Guest Sieve Posted November 25, 2008 Posted November 25, 2008 DB Plan was termianted, PBGC filing made and IRS favorable letter received. Client sent out distribution forms, and could not locate 4 former employees after appropriate due diligence (let's take that for a given at this point). Client sent PVABs of the 4 missing participants to the state under escheat statute. We are now completing PBGC Form 501. How much trouble will we get into with the PBGC when we answer the question about locating all participants "No" but we don't indicate that we are sending $$ to PBGC?
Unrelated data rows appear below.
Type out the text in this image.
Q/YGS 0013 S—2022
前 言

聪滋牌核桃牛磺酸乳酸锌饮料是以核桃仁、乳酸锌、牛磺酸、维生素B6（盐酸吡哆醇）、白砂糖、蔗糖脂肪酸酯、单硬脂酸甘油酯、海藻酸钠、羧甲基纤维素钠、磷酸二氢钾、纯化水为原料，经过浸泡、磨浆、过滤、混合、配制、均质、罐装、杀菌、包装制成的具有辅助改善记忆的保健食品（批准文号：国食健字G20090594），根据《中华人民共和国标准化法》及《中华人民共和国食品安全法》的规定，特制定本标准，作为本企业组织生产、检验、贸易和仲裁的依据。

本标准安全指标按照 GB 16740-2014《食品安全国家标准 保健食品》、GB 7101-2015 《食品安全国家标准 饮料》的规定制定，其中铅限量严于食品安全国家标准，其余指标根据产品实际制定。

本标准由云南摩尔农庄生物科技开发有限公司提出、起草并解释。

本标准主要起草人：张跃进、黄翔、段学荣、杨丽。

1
Guest Kabert Posted November 29, 2008 Posted November 29, 2008 Hmmmm. I've only used the state-escheat approach when terminating a DC plan. I've never thought of that being an option when terminating a DB plan -- only either stick the lost participants on an annuity contract or send the money to the PBGC (whichever is the cheaper approach). Since it is possible, obviously, for employees to get their money from the state after it's been escheated, you might contact the state and explain the situation to see if you can get the funds back somehow. Hopefully it's not alot of money. Maybe someone else knows better, but if the state won't refund the money due to "mistake," then I don't see how you can avoid ponying up the money and buying an annuity or sending the funds to the PBGC, and being able to answer the 5310 question honestly.
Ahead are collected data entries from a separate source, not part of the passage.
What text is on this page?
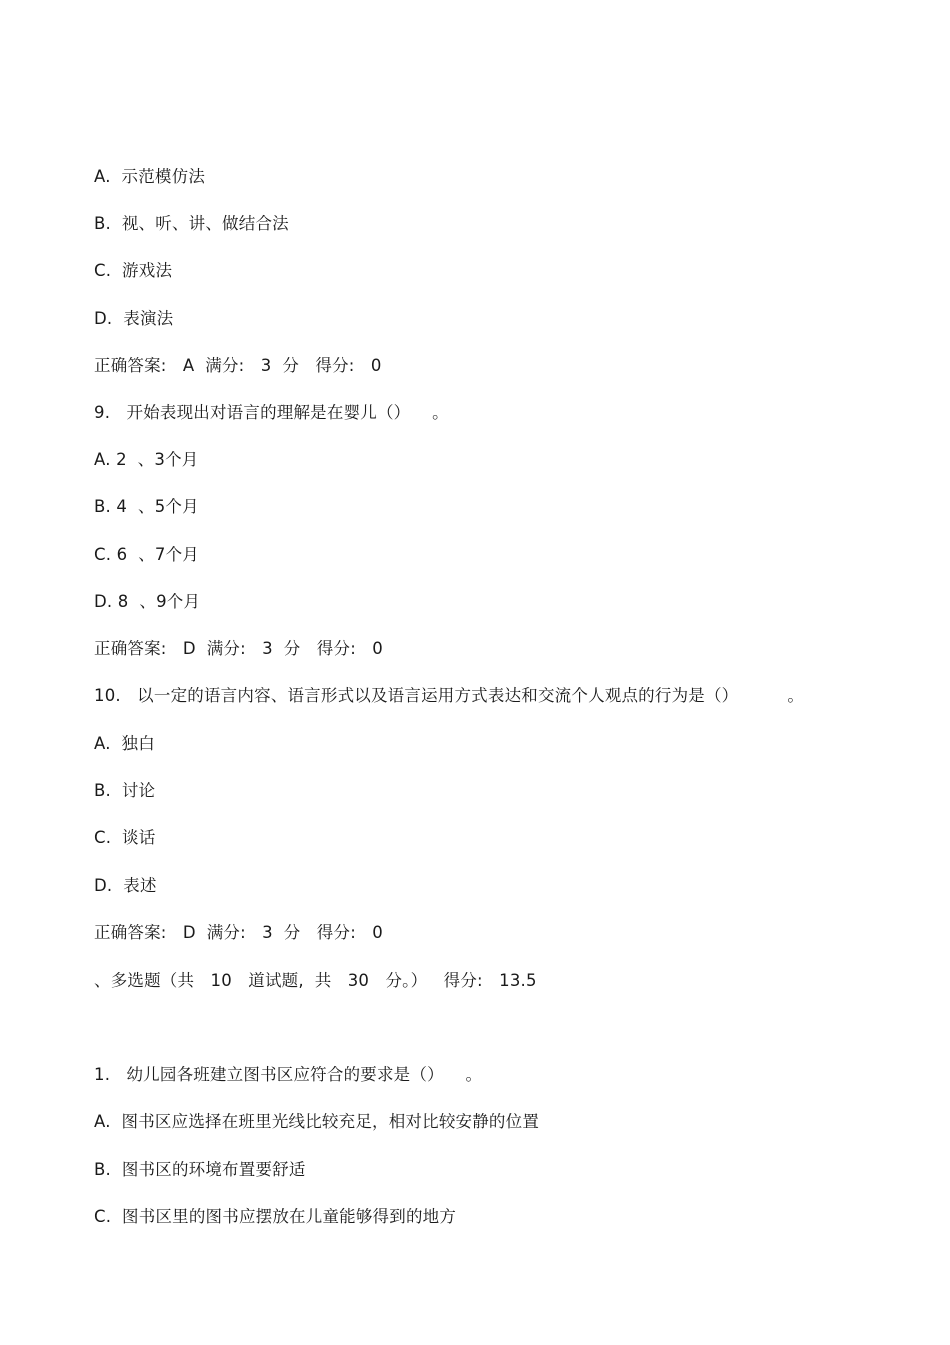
A.  示范模仿法
B.  视、听、讲、做结合法
C.  游戏法
D.  表演法
正确答案:   A  满分:   3  分   得分:   0
9.   开始表现出对语言的理解是在婴儿（）    。
A. 2  、3个月
B. 4  、5个月
C. 6  、7个月
D. 8  、9个月
正确答案:   D  满分:   3  分   得分:   0
10.   以一定的语言内容、语言形式以及语言运用方式表达和交流个人观点的行为是（）         。
A.  独白
B.  讨论
C.  谈话
D.  表述
正确答案:   D  满分:   3  分   得分:   0
、多选题（共   10   道试题,  共   30   分。）   得分:   13.5
1.   幼儿园各班建立图书区应符合的要求是（）    。
A.  图书区应选择在班里光线比较充足，相对比较安静的位置
B.  图书区的环境布置要舒适
C.  图书区里的图书应摆放在儿童能够得到的地方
david rigby Posted November 29, 2008 Posted November 29, 2008 This seems like a serious violation of PBGC termination regulations. Neither the plan nor the employer has any authority to escheat to the state. That's why the PBGC missing participant program was created. From the Standard Termination Instructions (page 15): "The plan administrator must distribute the plan benefits of the Missing Participant either by purchasing an annuity contract from an insurance company or paying the value of the Missing Participant’s benefit to PBGC." Likely, you will not be the first to ask them this question. Just my hunch, they won't be happy. IMHO, you may wish to prepare the client for the possibility of having to follow the MP requirements, also. I'm a retirement actuary. Nothing about my comments is intended or should be construed as investment, tax, legal or accounting advice. Occasionally, but not all the time, it might be reasonable to interpret my comments as actuarial or consulting advice.
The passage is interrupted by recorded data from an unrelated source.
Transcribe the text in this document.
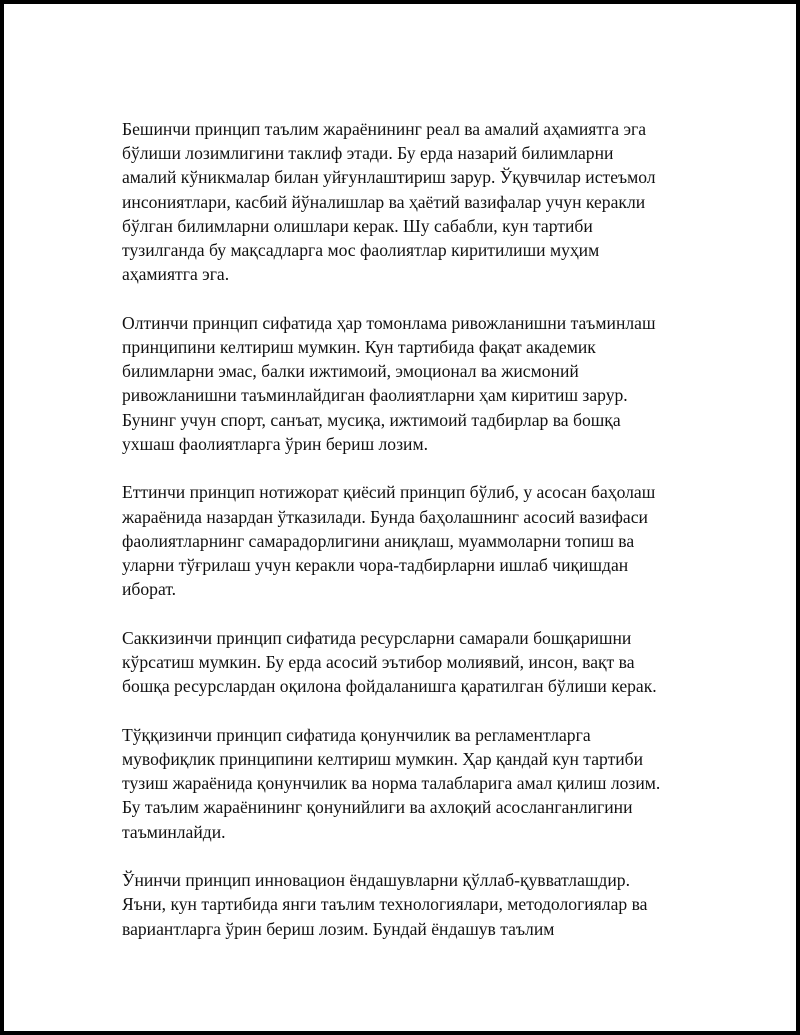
Бешинчи принцип таълим жараёнининг реал ва амалий аҳамиятга эга
бўлиши лозимлигини таклиф этади. Бу ерда назарий билимларни
амалий кўникмалар билан уйғунлаштириш зарур. Ўқувчилар истеъмол
инсониятлари, касбий йўналишлар ва ҳаётий вазифалар учун керакли
бўлган билимларни олишлари керак. Шу сабабли, кун тартиби
тузилганда бу мақсадларга мос фаолиятлар киритилиши муҳим
аҳамиятга эга.

Олтинчи принцип сифатида ҳар томонлама ривожланишни таъминлаш
принципини келтириш мумкин. Кун тартибида фақат академик
билимларни эмас, балки ижтимоий, эмоционал ва жисмоний
ривожланишни таъминлайдиган фаолиятларни ҳам киритиш зарур.
Бунинг учун спорт, санъат, мусиқа, ижтимоий тадбирлар ва бошқа
ухшаш фаолиятларга ўрин бериш лозим.

Еттинчи принцип нотижорат қиёсий принцип бўлиб, у асосан баҳолаш
жараёнида назардан ўтказилади. Бунда баҳолашнинг асосий вазифаси
фаолиятларнинг самарадорлигини аниқлаш, муаммоларни топиш ва
уларни тўғрилаш учун керакли чора-тадбирларни ишлаб чиқишдан
иборат.

Саккизинчи принцип сифатида ресурсларни самарали бошқаришни
кўрсатиш мумкин. Бу ерда асосий эътибор молиявий, инсон, вақт ва
бошқа ресурслардан оқилона фойдаланишга қаратилган бўлиши керак.

Тўққизинчи принцип сифатида қонунчилик ва регламентларга
мувофиқлик принципини келтириш мумкин. Ҳар қандай кун тартиби
тузиш жараёнида қонунчилик ва норма талабларига амал қилиш лозим.
Бу таълим жараёнининг қонунийлиги ва ахлоқий асосланганлигини
таъминлайди.

Ўнинчи принцип инновацион ёндашувларни қўллаб-қувватлашдир.
Яъни, кун тартибида янги таълим технологиялари, методологиялар ва
вариантларга ўрин бериш лозим. Бундай ёндашув таълим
Guest mjb Posted November 30, 2008 Posted November 30, 2008 PBGC Reg 4050.3 states that a terminating plan must make a distribution to participants by either purchasing an annuity or paying the designated benefit to the PBGC. Under reg 4050.6 the plan will have to pay the benefits of missing participants to the PBGC and file additional information by the time the post distributoin certification is due. There is no authorization under the regs to escheat benefits of missing participants to the state.